The Construction Industry Training Board (CITB) tumbled from the watchdog’s top grade, which it achieved twice in the 2010s, in a report published this week.
The executive non-departmental public body, sponsored by the Department for Education and chaired by former Education and Skills Funding Agency chief Peter Lauener, has been among the biggest providers of subcontracted provision in further education for the past decade.
But Ofsted’s latest report revealed it has stepped away from the practice after finding ineffective oversight, with inspectors stating that leaders “focus too heavily on contract compliance and not on the quality of education”.
CITB confirmed it is winding down its subcontracted delivery, which it currently undertakes with 24 partners in areas like carpentry and joinery, construction skills and bricklaying.
The organisation said the decision was linked to government policy in 2021, which demanded providers in FE significantly reduce their subcontracted provision after scandals and cases of poor oversight were brought to light.
Ofsted’s previous report on CITB from 2017 showed it had 9,000 apprentices on its books, but the report from this week showed just 629.
The company claimed this did not, however, represent a dramatic decrease in its direct provision.
A spokesperson said: “The number of learners reduced from 9,000 because we made a strategic decision to withdraw from managing subcontracting providers.
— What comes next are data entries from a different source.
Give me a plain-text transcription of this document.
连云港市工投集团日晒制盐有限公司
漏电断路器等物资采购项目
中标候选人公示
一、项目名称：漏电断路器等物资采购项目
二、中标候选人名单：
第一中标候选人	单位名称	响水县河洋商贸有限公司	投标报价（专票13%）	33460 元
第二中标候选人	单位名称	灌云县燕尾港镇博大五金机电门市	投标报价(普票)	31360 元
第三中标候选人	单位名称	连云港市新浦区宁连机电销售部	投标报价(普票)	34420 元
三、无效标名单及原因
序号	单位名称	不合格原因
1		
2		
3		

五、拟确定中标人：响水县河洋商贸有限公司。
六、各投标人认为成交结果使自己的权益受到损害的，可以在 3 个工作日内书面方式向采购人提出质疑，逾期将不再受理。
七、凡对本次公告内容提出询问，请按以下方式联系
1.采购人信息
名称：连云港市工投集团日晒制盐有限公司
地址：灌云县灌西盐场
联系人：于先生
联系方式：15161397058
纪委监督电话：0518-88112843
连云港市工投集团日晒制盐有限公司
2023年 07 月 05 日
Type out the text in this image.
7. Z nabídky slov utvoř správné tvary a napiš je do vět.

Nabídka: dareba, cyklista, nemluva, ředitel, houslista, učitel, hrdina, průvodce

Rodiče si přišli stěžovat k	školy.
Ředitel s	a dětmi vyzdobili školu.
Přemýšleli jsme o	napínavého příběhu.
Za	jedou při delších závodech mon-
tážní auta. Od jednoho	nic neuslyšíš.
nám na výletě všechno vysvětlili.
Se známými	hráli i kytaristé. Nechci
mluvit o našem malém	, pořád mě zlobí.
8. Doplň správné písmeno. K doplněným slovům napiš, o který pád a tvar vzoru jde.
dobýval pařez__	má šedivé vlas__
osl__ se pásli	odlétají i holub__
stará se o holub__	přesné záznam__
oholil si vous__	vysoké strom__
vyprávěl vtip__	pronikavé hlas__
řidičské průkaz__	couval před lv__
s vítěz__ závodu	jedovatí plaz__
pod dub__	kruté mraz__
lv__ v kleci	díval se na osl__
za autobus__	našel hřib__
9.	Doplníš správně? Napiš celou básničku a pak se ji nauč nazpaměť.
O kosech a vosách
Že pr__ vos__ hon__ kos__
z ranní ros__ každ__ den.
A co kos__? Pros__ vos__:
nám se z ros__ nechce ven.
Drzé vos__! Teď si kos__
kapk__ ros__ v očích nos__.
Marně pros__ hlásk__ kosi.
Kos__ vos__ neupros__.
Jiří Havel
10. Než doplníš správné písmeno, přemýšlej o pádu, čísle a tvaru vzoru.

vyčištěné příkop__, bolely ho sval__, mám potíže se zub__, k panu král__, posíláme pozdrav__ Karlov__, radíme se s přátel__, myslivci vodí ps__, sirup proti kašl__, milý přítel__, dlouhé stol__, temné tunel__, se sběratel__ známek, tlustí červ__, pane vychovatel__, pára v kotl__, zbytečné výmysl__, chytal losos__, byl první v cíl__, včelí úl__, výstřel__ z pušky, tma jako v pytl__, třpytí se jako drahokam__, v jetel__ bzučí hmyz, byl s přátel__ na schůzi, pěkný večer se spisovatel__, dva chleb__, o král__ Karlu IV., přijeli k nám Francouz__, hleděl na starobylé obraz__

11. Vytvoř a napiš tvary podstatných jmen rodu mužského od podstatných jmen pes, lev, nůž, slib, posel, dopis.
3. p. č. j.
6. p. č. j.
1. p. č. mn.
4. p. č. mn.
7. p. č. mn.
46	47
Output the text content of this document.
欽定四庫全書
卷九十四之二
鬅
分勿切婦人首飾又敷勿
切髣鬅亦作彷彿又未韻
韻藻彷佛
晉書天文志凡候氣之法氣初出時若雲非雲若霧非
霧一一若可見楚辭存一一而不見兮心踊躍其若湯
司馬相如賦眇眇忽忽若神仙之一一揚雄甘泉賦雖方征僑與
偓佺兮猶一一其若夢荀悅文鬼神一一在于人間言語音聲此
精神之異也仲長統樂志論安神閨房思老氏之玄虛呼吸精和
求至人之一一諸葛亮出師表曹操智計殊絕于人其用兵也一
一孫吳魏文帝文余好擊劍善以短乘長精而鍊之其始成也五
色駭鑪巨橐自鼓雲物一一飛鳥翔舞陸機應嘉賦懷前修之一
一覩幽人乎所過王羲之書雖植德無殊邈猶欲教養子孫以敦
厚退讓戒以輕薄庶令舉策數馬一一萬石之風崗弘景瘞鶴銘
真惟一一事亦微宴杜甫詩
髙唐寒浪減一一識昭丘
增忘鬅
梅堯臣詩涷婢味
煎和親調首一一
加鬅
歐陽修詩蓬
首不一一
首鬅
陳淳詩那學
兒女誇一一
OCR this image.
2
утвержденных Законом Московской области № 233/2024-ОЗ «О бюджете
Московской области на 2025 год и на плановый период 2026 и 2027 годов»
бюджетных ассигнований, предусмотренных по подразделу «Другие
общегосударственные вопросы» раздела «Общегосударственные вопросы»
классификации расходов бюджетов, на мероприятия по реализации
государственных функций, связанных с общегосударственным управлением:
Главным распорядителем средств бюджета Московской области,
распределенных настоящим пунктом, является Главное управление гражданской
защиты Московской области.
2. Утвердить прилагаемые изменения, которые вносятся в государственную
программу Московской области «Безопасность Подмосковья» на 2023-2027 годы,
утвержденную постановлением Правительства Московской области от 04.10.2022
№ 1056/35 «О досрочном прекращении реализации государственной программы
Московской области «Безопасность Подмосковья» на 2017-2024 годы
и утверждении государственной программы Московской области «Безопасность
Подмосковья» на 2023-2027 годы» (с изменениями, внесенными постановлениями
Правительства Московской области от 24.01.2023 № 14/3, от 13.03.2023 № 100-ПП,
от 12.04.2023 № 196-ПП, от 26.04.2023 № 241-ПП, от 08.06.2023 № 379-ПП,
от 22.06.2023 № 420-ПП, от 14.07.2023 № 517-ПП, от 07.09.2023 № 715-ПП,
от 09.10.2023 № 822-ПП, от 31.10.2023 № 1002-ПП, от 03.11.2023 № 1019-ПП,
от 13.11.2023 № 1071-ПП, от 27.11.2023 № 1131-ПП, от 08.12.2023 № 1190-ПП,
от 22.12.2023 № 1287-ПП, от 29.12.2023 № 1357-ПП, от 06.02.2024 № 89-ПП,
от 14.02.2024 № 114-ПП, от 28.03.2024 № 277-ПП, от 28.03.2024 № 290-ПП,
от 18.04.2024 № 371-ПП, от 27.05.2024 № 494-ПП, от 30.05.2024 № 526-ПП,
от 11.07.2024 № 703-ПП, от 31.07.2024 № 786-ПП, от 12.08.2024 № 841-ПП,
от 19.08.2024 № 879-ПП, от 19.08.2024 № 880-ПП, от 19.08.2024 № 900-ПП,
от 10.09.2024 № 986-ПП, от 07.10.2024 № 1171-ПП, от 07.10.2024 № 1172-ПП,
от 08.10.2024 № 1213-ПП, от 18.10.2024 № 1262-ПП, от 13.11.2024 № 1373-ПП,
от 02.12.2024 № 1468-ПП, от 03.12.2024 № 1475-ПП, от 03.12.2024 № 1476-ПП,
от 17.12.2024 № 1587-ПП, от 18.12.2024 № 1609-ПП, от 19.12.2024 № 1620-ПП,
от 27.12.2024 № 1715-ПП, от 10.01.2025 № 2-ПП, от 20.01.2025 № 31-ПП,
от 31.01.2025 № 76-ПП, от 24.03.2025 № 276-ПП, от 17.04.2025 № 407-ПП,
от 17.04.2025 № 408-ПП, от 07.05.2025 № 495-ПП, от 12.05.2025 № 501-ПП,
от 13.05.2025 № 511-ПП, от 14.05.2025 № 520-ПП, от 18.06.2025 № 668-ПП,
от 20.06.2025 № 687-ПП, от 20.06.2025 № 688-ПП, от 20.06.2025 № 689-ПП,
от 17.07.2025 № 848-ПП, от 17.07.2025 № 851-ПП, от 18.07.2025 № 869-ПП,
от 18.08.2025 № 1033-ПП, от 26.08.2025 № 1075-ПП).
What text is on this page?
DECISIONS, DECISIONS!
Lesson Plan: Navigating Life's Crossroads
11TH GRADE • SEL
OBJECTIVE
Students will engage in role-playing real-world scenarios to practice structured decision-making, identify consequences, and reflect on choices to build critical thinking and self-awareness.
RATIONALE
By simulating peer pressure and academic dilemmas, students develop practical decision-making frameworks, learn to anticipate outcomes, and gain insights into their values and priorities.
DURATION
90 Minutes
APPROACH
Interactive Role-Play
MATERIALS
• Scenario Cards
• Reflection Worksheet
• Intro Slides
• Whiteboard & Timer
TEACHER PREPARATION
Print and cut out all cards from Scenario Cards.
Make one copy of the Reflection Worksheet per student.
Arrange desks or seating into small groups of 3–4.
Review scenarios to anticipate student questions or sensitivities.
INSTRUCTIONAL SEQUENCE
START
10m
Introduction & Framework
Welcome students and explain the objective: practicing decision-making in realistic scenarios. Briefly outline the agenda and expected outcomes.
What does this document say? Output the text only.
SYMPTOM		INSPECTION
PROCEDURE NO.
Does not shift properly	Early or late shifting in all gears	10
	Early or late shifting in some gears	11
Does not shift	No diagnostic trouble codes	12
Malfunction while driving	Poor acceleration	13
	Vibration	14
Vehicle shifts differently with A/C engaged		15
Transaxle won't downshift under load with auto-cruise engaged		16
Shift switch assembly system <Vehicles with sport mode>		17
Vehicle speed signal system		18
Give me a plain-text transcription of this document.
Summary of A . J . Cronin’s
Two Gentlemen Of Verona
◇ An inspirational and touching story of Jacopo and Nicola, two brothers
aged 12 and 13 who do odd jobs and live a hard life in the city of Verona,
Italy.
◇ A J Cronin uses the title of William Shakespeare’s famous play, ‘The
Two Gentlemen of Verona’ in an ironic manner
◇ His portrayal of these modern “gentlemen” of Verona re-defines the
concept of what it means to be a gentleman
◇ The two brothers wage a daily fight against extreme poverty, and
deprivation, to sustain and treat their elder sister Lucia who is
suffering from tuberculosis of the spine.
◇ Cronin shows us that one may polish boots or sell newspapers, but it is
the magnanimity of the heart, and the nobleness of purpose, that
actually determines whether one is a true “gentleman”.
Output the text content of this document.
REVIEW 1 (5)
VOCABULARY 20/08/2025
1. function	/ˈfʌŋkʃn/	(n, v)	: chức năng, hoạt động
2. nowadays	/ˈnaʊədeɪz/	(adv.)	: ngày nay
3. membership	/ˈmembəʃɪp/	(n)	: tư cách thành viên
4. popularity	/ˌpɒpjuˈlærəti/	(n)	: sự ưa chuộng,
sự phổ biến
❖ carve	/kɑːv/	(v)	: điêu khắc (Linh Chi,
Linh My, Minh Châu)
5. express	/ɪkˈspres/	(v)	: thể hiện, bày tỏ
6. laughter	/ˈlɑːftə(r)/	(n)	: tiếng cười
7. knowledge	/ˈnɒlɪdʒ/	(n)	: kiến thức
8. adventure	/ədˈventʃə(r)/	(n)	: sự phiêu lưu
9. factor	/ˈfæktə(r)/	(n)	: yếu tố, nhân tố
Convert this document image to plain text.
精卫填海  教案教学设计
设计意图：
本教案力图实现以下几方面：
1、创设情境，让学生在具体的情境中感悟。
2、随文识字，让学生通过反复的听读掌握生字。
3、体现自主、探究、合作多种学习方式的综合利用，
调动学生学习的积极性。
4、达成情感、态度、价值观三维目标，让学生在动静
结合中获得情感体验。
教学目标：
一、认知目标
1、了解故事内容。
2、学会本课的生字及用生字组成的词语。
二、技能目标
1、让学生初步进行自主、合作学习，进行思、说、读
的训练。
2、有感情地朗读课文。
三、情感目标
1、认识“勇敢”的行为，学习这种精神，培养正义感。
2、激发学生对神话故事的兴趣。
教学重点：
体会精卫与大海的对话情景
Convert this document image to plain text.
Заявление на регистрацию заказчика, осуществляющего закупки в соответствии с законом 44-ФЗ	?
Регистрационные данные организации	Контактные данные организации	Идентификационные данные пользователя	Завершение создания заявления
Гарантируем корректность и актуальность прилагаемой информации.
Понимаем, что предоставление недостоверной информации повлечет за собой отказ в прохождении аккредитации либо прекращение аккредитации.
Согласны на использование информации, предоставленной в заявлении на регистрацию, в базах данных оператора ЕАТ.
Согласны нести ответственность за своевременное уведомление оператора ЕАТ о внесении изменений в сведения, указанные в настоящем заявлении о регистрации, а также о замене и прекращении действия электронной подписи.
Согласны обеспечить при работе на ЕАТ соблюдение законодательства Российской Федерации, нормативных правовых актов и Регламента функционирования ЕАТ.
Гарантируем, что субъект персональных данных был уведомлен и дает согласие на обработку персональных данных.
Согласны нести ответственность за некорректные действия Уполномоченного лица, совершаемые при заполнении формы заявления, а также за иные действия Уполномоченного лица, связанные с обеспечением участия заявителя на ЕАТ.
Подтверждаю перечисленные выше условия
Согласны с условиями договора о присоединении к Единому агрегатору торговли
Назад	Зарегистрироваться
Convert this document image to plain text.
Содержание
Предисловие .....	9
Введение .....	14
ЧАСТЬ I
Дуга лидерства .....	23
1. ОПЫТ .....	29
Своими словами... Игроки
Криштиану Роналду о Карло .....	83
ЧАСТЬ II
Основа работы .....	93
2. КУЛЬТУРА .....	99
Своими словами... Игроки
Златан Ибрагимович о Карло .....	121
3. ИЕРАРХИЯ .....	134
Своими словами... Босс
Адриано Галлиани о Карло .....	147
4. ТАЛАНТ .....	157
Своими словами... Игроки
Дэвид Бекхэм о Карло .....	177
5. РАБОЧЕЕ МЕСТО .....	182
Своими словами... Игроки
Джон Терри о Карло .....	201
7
In 2017 the significant majority of learners were in subcontracted provision, rather than our own CITB apprenticeships.
“We reviewed our strategy for apprenticeships delivery and took the decision in 2021 to discontinue our subcontracted provision. We now focus on specialist apprenticeship delivery in niche provision that it would be difficult or prohibitively expensive for other providers to deliver.”
The CITB spokesperson said that Ofsted’s report also included “many examples of high-quality practice” at the organisation, adding that it has “committed investment to improve our training for apprentices and continue to transform provision with a focus on improving performance monitoring, supporting staff to deliver quality, specialist learning and, providing high-quality careers guidance”.
Ofsted’s report comes months after CITB’s accounts revealed it faces a clawback of up to £10.3 million to the ESFA following an audit of historic non-compliant apprenticeships data.